Federated learning enables thousands of participants to construct a deep learning model without sharing their private training data with each other. For example, multiple smartphones can jointly train a next-word predictor for keyboards without revealing what individual users type. We demonstrate that any participant in federated learning can introduce hidden backdoor functionality into the joint global model, e.g., to ensure that an image classifier assigns an attacker-chosen label to images with certain features, or that a word predictor completes certain sentences with an attacker-chosen word. We design and evaluate a new model-poisoning methodology based on model replacement. An attacker selected in a single round of federated learning can cause the global model to immediately reach 100% accuracy on the backdoor task. We evaluate the attack under different assumptions for the standard federated-learning tasks and show that it greatly outperforms data poisoning. Our generic constrain-and-scale technique also evades anomaly detection-based defenses by incorporating the evasion into the attacker's loss function during training.

Figures (15)

• Figure 1: Overview of the attack. The attacker compromises one or more of the participants, trains a model on the backdoor data using our constrain-and-scale technique, and submits the resulting model, which replaces the joint model as the result of federated averaging.

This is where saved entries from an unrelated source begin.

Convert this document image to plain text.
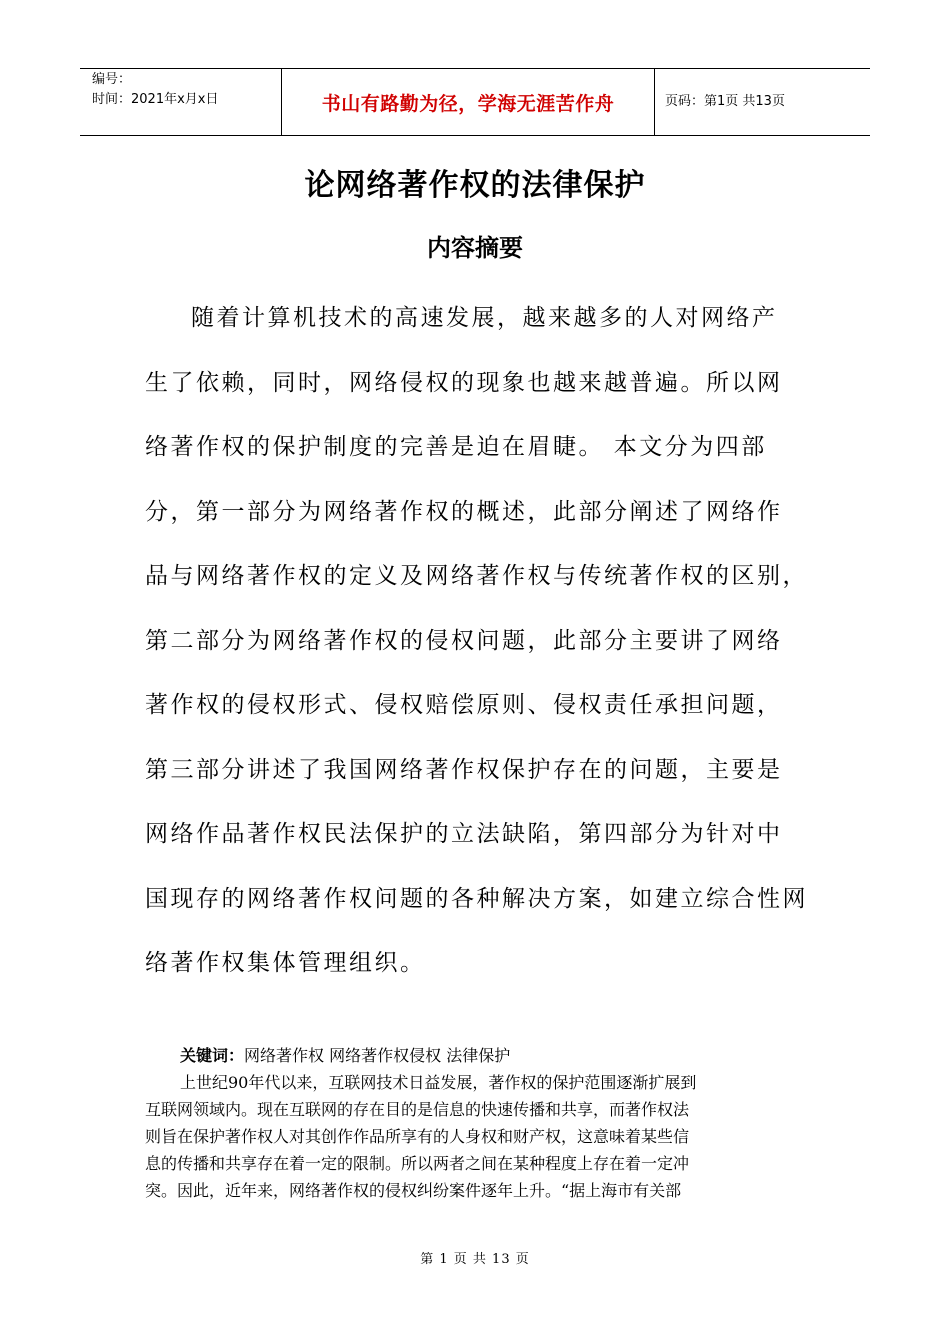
编号：
时间：2021年x月x日	书山有路勤为径，学海无涯苦作舟	页码：第1页 共13页
论网络著作权的法律保护
内容摘要
随着计算机技术的高速发展，越来越多的人对网络产
生了依赖，同时，网络侵权的现象也越来越普遍。所以网
络著作权的保护制度的完善是迫在眉睫。 本文分为四部
分，第一部分为网络著作权的概述，此部分阐述了网络作
品与网络著作权的定义及网络著作权与传统著作权的区别，
第二部分为网络著作权的侵权问题，此部分主要讲了网络
著作权的侵权形式、侵权赔偿原则、侵权责任承担问题，
第三部分讲述了我国网络著作权保护存在的问题，主要是
网络作品著作权民法保护的立法缺陷，第四部分为针对中
国现存的网络著作权问题的各种解决方案，如建立综合性网
络著作权集体管理组织。
关键词：网络著作权 网络著作权侵权 法律保护
上世纪90年代以来，互联网技术日益发展，著作权的保护范围逐渐扩展到
互联网领域内。现在互联网的存在目的是信息的快速传播和共享，而著作权法
则旨在保护著作权人对其创作作品所享有的人身权和财产权，这意味着某些信
息的传播和共享存在着一定的限制。所以两者之间在某种程度上存在着一定冲
突。因此，近年来，网络著作权的侵权纠纷案件逐年上升。“据上海市有关部
第 1 页 共 13 页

• Figure 2: Examples of semantic backdoors. (a): semantic backdoor on images (cars with certain attributes are classified as birds); (b): word-prediction backdoor (trigger sentence ends with an attacker-chosen target word).
• Figure 3: Modified loss for the word-prediction backdoor. (a) Standard word prediction: the loss is computed on every output. (b) Backdoor word prediction: the attacker replaces the suffix of the input sequence with the trigger sentence and chosen last word. The loss is only computed on the last word.
• Figure 4: Backdoor accuracy. a+b: CIFAR classification with semantic backdoor; c+d: word prediction with semantic backdoor. a+c: single-shot attack; b+d: repeated attack.
• Figure 5: Pixel-pattern backdoor. Backdoored model misclassifies all images with a custom pixel pattern as birds. The results are similar to semantic backdoors.